Among the Holocaust's millions of victims were many children and adolescents. Here, in their own words, are some of their powerful stories: vivid excerpts from the diaries of five Jewish teenagers, with concise commentary by Holocaust survivor Jacob Boas. The diarists come from different parts of Europe, yet they share common themes of hope, ambition, fear, and resilience.

 

Is it any good?

These sobering diaries show how the Nazi terror blankets Europe, touching the home countries of each teen; the records of the three who spend time in Jewish ghettos are especially harrowing. Though his comments may at first seem intrusive, Jacob Boas proves a trustworthy guide, filling in details that enrich the diaries and eloquently showing how the teens are united in life as well as in death.

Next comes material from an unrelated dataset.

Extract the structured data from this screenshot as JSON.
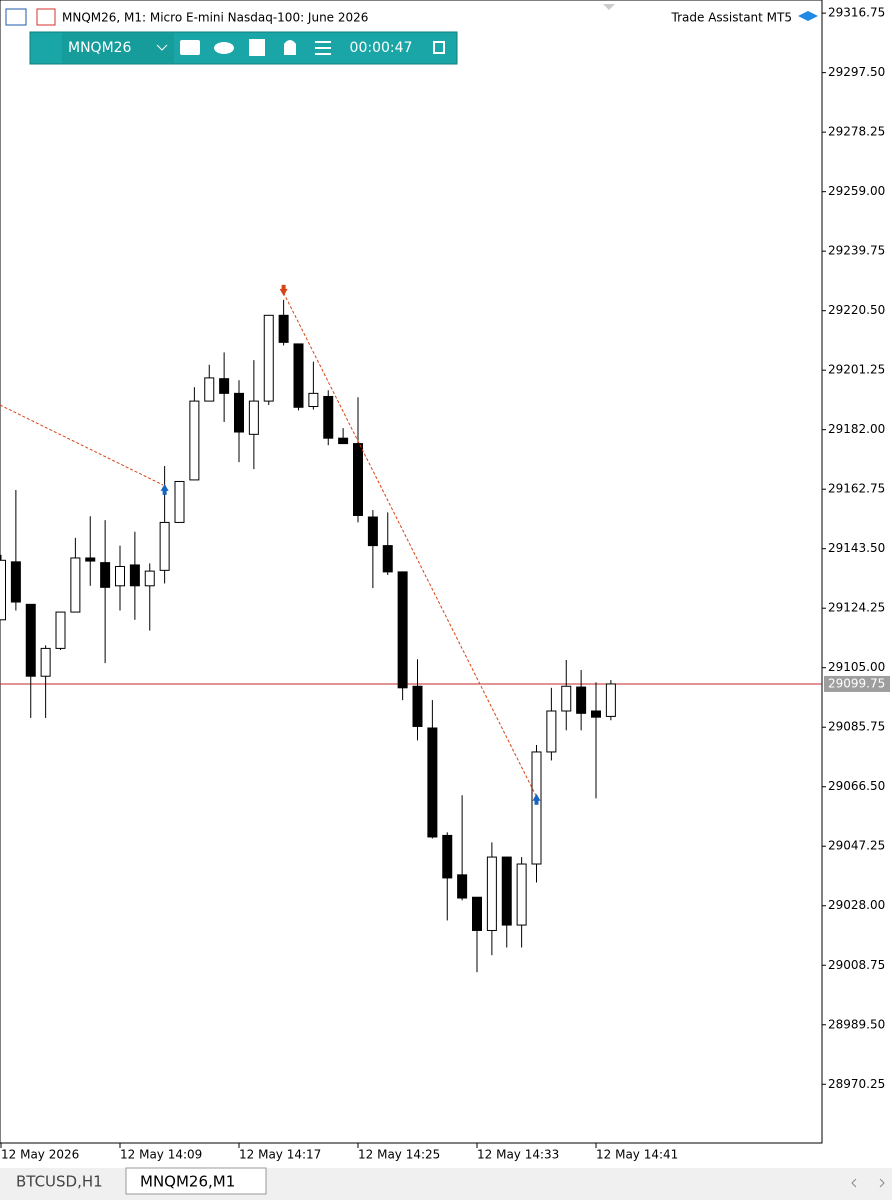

Few Holocaust diaries are as finely observed, or offer the same narrative opportunities, as Anne Frank's. Yet reading excerpts from these five journals is a powerful reminder that every victim's story deserves to be known. Each of the teenage writers reveals emotions that will resonate with readers: David's tenderheartedness, Yitzhak's idealism, Moshe's ambition, Eva's longing for her mother, Anne's desire for independence. They speak and act as adolescents do, yet the day-to-day events they chronicle grow increasingly horrifying.

Talk to your kids about ...

  • Families can talk about the teen writers. In what ways can you relate to them? How do their voices illuminate the Holocaust for you?

  • What did you learn about the Holocaust from We Are Witnesses? Did yhte history have more of an impact in the voices of teens who experienced it?

  • Do you keep a diary? How does it help you?